For the second film's wardrobe, Robbins, who has long worked with the cast to make rather ornate and often intricate costumes feel natural, focused on the end of the 1920s period, leading up to the 1930s. "It's a glorious era to design for and to find these treasures," she told Digital Spy. "Picking a favorite costume is like asking me to pick a favorite child."
Find out more about Robbins's design process and see some key looks worn by the Crawleys and their staff, straight from the expert, ahead.
"Downton Abbey: A New Era" hits US theaters exclusively on May 20 but could be available to stream on Peacock as early as 45 days after the premiere. Series creator Julian Fellowes has not yet confirmed a third film.
Michelle Dockery as Lady Mary in "Downton Abbey: A New Era"
In the second "Downton Abbey" film, Lady Mary takes on a more modest wardrobe as she prepares to become the dowager. We see her in looks that are less skin-baring and sensual and softer in tone and silhouette. Costume designer Anna Robbins told Hello!, "I looked at reintroducing a waistline to her outfits. During the 1920s, dresses became more linear, then it became a dropped waistline, then as we get to the end of the '20s, we find form in the waist again."
Laura Carmichael as Lady Edith in "Downton Abbey: A New Era"

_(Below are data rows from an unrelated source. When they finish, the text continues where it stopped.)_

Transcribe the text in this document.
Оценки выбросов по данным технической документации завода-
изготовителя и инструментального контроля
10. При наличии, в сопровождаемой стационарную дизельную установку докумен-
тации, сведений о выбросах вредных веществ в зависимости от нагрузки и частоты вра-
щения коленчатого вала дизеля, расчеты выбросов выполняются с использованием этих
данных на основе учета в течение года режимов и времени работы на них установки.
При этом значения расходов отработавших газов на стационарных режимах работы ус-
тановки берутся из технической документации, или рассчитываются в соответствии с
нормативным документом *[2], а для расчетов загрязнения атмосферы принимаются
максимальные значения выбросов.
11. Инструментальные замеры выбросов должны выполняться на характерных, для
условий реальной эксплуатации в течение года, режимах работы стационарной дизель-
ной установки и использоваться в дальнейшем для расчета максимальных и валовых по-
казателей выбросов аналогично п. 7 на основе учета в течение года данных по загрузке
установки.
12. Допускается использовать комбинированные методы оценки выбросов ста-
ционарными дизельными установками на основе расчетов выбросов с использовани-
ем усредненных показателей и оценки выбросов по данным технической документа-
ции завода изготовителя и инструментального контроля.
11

Lady Edith's wardrobe speaks to the forward-thinking woman she aims to be. Edith craves a lifestyle as a working journalist, and we see that reflected in pieces such as her pants. At the same time, since the family are situated on the French Riviera, clothes are lightweight in free-flowing fabrics to combat the heat. Robbins told Digital Spy the printed peach kimono was a great find: "I knew as soon as I saw it I was going to be able to pair it with trousers and make that sartorial point that she's embracing this incredible new look," she said. "We're making that step forward that says we're about to enter the '30s . . . it should feel as contemporary as it can, while still very accurate in terms of cut and proportion."
Allen Leech as Tom Branson and Tuppence Middleton as Lucy Smith in "Downton Abbey: A New Era"
Viewers get to enjoy the wedding of Tom Branson and Lucy Smith in the second film, and Robbins described finding the right bridal gown as a labor of love, mentioning it to Hello!: "That goes down as a favorite, but it's hard for a wedding dress not to come into your top costumes." The off-white look features a drop waist with intricate lace embroidery that trims a floor-length tulle skirt. It's also complemented by a vintage veil with an affixed tiara. "It felt cutting-edge for the time. I wanted to get a contrast between the wedding dresses we've seen previously in the series and to give the sense Lucy would be able to lift up her skirt and have a dance," Robbins said.
Elizabeth McGovern as Cora Grantham in "Downton Abbey: A New Era"
Robbins honed in on this printed velvet look in particular of Cora Grantham's. It's a dark-taupe, caped design by Fortuny that she styles with satin, opera-length gloves during a key emotional scene at a party. Robbins emphasized the heaviness of the number to Digital Spy, explaining, "It was about finding the right weight of the velvet so that it felt vintage, draping it, and working on the stand to create Cora proportions, making it feel like it was hers."
Laura Haddock as Myrna Dalgleish in "Downton Abbey: A New Era"
Myrna Dalgleish is the silent-movie star who comes to Downton for her role in the film that's being shot at the castle. In contrast to Lady Mary, she's the picture of pure glamour this time, sporting long, sweeping gowns of silk with fur trims. While she comes from a working-class background and can relate to many of the Downton staff, her lavish outfits help her construct the person she's trying to become.
Maggie Smith as Violet Grantham in "Downton Abbey: A New Era"
Violet is largely the focus of the second film, as the Crawleys dissect her past and come to understand her inheritance of the villa they visit. She, too, wears lightweight fabrics, but ornate details such as brooches, pearls, and lace embroidery are a steadfast signature of hers, reflecting that she also has a story to tell.
Phyllis Logan as Mrs. Hughes and Jim Carter as Mr. Carson in "Downton Abbey: A New Era"
Mrs. Hughes and Mr. Carson are thrown for a loop as they must break out of their habitual way of life to visit the South of France. It's dark, layered, well-tailored uniforms like these that remind us of their resistance — especially Mr. Carson's — to deviate from their roles as staff.